Cinq jours d’attente.
Bonjour l’angoisse. Si rationnelle que je puisse être, avec un soupçon de
fatalisme (ne pas confondre avec résignation), je ne parviens pas à toujours
occulter cette peur que tout recommence. Plusieurs expériences antérieures,
d’un autre ordre que le cancer mais non moins graves, ont laissé des séquelles,
sorte de chocs post-traumatiques qui me gardent en état d’alerte permanent et
vulnérable à l’angoisse. Je contrôle relativement bien tout cela, mais
impossible de ne pas penser que, oui, certaines femmes sont frappées plus d’une
fois par un cancer. Et si le taux de survie est élevé, il y a tout de même des
victimes.
Bien sûr, en ce
moment je n’imagine pas le pire. Je me limite à la possibilité d’une simple
infection. Laquelle peut guérir par les défenses de mon corps ou sinon,
peut-être avec l’aide de médicaments dont décidera mon chirurgien. Une fois de
plus, je prends note de l’importance, tant psychologique que médicale, de
l’accès à l’écoute attentive et compétente d’une infirmière pivot. Je ne suis
pas seule dans ce combat, mais entourée, réconfortée et soutenue. En moins de
dix ans, confrontée pour la seconde fois au cancer, je mesure les progrès
apportés à notre système médical. Je découvre la qualité humaine de notre
personnel en soins de la santé.
Il m’arrive très souvent de penser à
l’équipe du Centre d’hémato-oncologie. Pas plus que je n’oublie la très grande
gentillesse et l’accueil plein de chaleur de mes jeunes techniciens en
radiothérapie. Je pense à eux avec reconnaissance et le fol espoir qu’ils
fassent partie d’un passé révolu.
Savoir enfin!
Impatiente de rencontrer mon médecin,
j’observe le nombre de personnes arrivées avant moi dans la salle d’attente de
la clinique.
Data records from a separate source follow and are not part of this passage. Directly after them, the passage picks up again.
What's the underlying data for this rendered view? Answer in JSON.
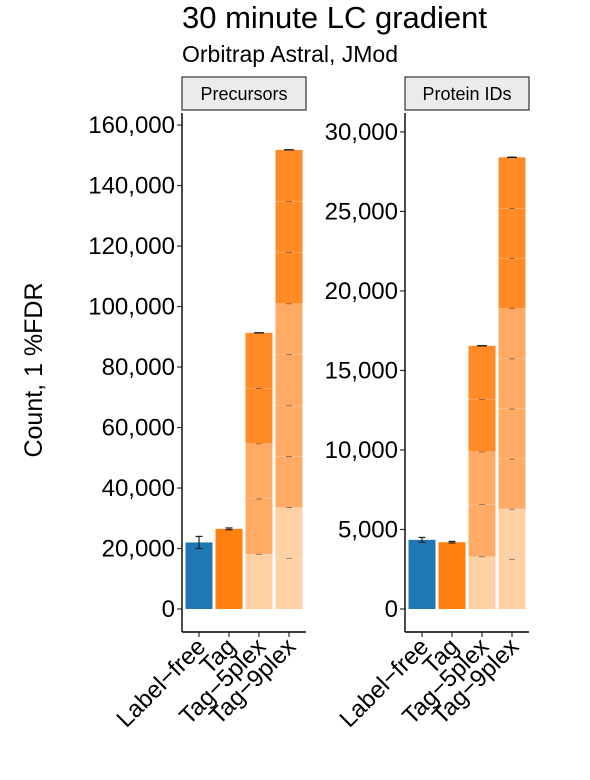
{
  "figure": {
    "title": "30 minute LC gradient",
    "subtitle": "Orbitrap Astral, JMod",
    "ylabel": "Count, 1 %FDR"
  },
  "colors": {
    "label_free": "#1f77b4",
    "tag": "#ff7f0e",
    "plex_light": "#ffd0a3",
    "plex_mid": "#ffab66",
    "plex_dark": "#ff8a26",
    "strip_fill": "#ebebeb"
  },
  "chart_data": [
    {
      "type": "bar",
      "panel": "Precursors",
      "categories": [
        "Label−free",
        "Tag",
        "Tag−5plex",
        "Tag−9plex"
      ],
      "ylim": [
        0,
        163000
      ],
      "yticks": [
        0,
        20000,
        40000,
        60000,
        80000,
        100000,
        120000,
        140000,
        160000
      ],
      "ytick_labels": [
        "0",
        "20,000",
        "40,000",
        "60,000",
        "80,000",
        "100,000",
        "120,000",
        "140,000",
        "160,000"
      ],
      "series": [
        {
          "category": "Label−free",
          "segments": [
            22000
          ],
          "error": 2000,
          "stacked": false
        },
        {
          "category": "Tag",
          "segments": [
            26500
          ],
          "error": 300,
          "stacked": false
        },
        {
          "category": "Tag−5plex",
          "segments": [
            18200,
            18300,
            18200,
            18300,
            18300
          ],
          "error": 300,
          "stacked": true
        },
        {
          "category": "Tag−9plex",
          "segments": [
            16800,
            16800,
            16900,
            16800,
            16900,
            16800,
            16900,
            16900,
            17000
          ],
          "error": 300,
          "stacked": true
        }
      ]
    },
    {
      "type": "bar",
      "panel": "Protein IDs",
      "categories": [
        "Label−free",
        "Tag",
        "Tag−5plex",
        "Tag−9plex"
      ],
      "ylim": [
        0,
        31000
      ],
      "yticks": [
        0,
        5000,
        10000,
        15000,
        20000,
        25000,
        30000
      ],
      "ytick_labels": [
        "0",
        "5,000",
        "10,000",
        "15,000",
        "20,000",
        "25,000",
        "30,000"
      ],
      "series": [
        {
          "category": "Label−free",
          "segments": [
            4350
          ],
          "error": 150,
          "stacked": false
        },
        {
          "category": "Tag",
          "segments": [
            4200
          ],
          "error": 50,
          "stacked": false
        },
        {
          "category": "Tag−5plex",
          "segments": [
            3300,
            3300,
            3300,
            3300,
            3350
          ],
          "error": 50,
          "stacked": true
        },
        {
          "category": "Tag−9plex",
          "segments": [
            3150,
            3150,
            3150,
            3150,
            3150,
            3150,
            3150,
            3150,
            3200
          ],
          "error": 50,
          "stacked": true
        }
      ]
    }
  ]
}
L’inquiétude domine sur les visages. Je tente de mesurer le
désarroi, d’imaginer l’espoir, la peur. La porte du bureau s’ouvre soudain. Une
dame en sort tout sourire : ce n’est pas un cancer, lance-t-elle
triomphante à la personne qui l’attendait. Je lui souris, heureuse pour elle.
Je refais mon propre scénario : la mammographie, le rappel, l’échographie,
la biopsie, l’opération de la masse identifiée…
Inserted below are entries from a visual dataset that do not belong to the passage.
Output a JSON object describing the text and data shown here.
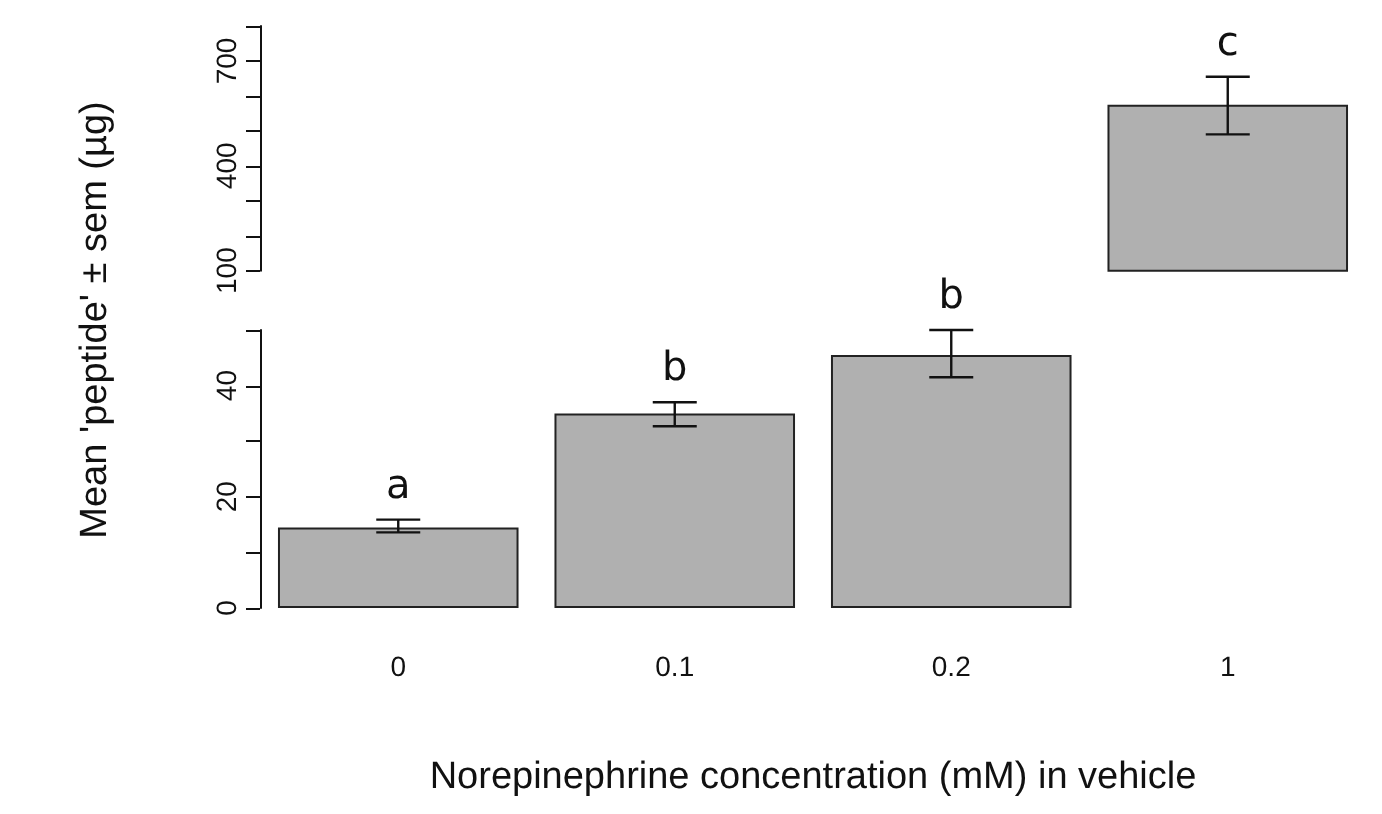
{
  "chart_data": [
    {
      "type": "bar",
      "ylabel": "Mean 'peptide' ± sem (µg)",
      "categories": [
        "0",
        "0.1",
        "0.2",
        "1"
      ],
      "color": "#b0b0b0",
      "values": [
        null,
        null,
        null,
        575
      ],
      "errors": [
        null,
        null,
        null,
        [
          490,
          655
        ]
      ],
      "ylim": [
        100,
        800
      ],
      "yticks": [
        100,
        {
          "value": 200,
          "label": null
        },
        {
          "value": 300,
          "label": null
        },
        400,
        {
          "value": 500,
          "label": null
        },
        {
          "value": 600,
          "label": null
        },
        700,
        {
          "value": 800,
          "label": null
        }
      ],
      "annotations": [
        "c"
      ],
      "tick_labels": "y",
      "grid": false
    },
    {
      "type": "bar",
      "xlabel": "Norepinephrine concentration (mM) in vehicle",
      "categories": [
        "0",
        "0.1",
        "0.2",
        "1"
      ],
      "color": "#b0b0b0",
      "values": [
        14.5,
        35,
        45.5,
        null
      ],
      "errors": [
        [
          13.6,
          15.9
        ],
        [
          32.7,
          37
        ],
        [
          41.5,
          50
        ],
        null
      ],
      "ylim": [
        0,
        50
      ],
      "yticks": [
        0,
        {
          "value": 10,
          "label": null
        },
        20,
        {
          "value": 30,
          "label": null
        },
        40,
        {
          "value": 50,
          "label": null
        }
      ],
      "annotations": [
        "a",
        "b",
        "b"
      ],
      "grid": false
    }
  ]
}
et l’attente des résultats de l’examen des tissus enlevés. L’appel de la
secrétaire du chirurgien, le rendez-vous pour entendre le verdict.
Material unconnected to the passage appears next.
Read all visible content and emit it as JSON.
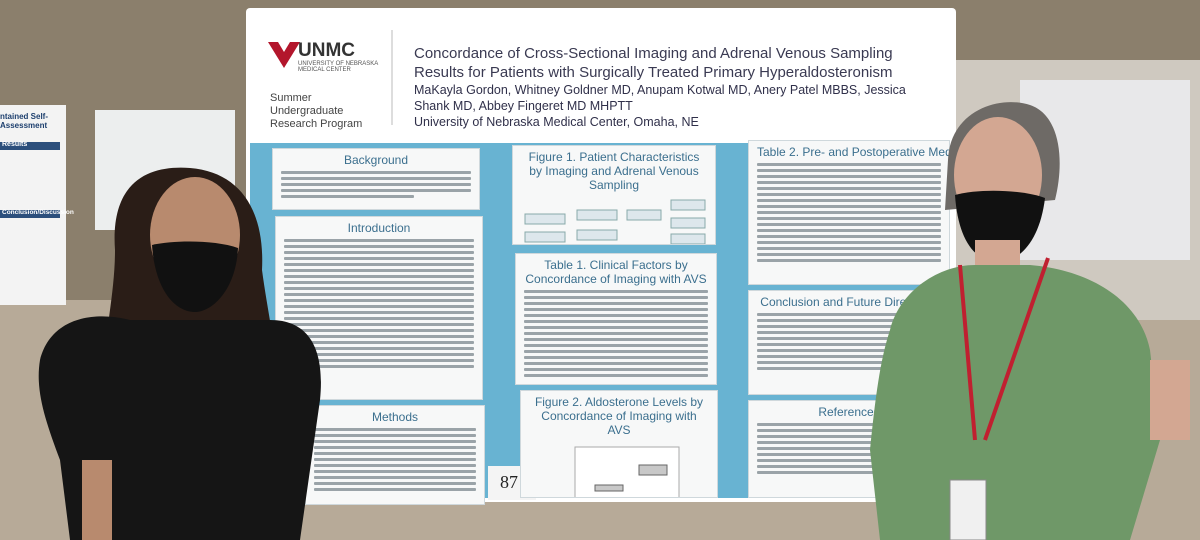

Je laisse ma pensée s’accrocher à ce
sourire heureux, jusqu’à ce que ce soit mon tour d’entrer dans le bureau où je
ne devais revenir qu’en janvier, pour les résultats de la mammographie prévue
quelques mois après les traitements.
La rencontre sera brève. J’explique. Il
m'examine.
Tout en manifestant son étonnement
devant l’absence d’information sur ce symptôme, il assure que cela n’a rien
d’inquiétant. C’est une inflammation. Le corps remplit le vide par un liquide.
Le liquide a trouvé une voie de sortie par le mamelon.
Dois-je tenir compte de mes
escalades? Si la prudence et la
modération sont souhaitables, la mise en forme et l’activité physique le sont
tout autant.
- Et cela est possible après tant de
mois après l’opération.
- Avec vous tout est possible,
taquine-t-il.
- Cela peut durer longtemps?
- Six mois… un an. Écoutez, votre sein a subi deux opérations, puis 20 séances de radiothérapie. Il a été
agressé. Il lui faut du temps pour guérir. Cet écoulement n’est pas inquiétant.
C’est surtout dérangeant pour vous.
À mon tour je suis sortie du bureau
tout sourire.
Aujourd’hui, au 146e jour
après la chimio, au 91e jour post radiothérapie et au 61e
jour d’Arimidex, ce petit inconvénient s’ajoute à ce qui persiste de ce combat
contre le cancer : les ongles tombés, les sourcils qui tardent à pousser,
l’inconfort des cicatrices, les larmes intempestives de l’œil gauche, les
douleurs musculaires, les petites bouffées de chaleur nocturnes, l’insomnie
occasionnelle, la fatigue soudaine.
Peu importe, car j’aime me réveiller le matin, impatiente de
vivre ce nouveau jour et découvrir les plaisirs qui en surgiront. J’aime
m’endormir la nuit, heureuse de ce jour vécu. Vivre.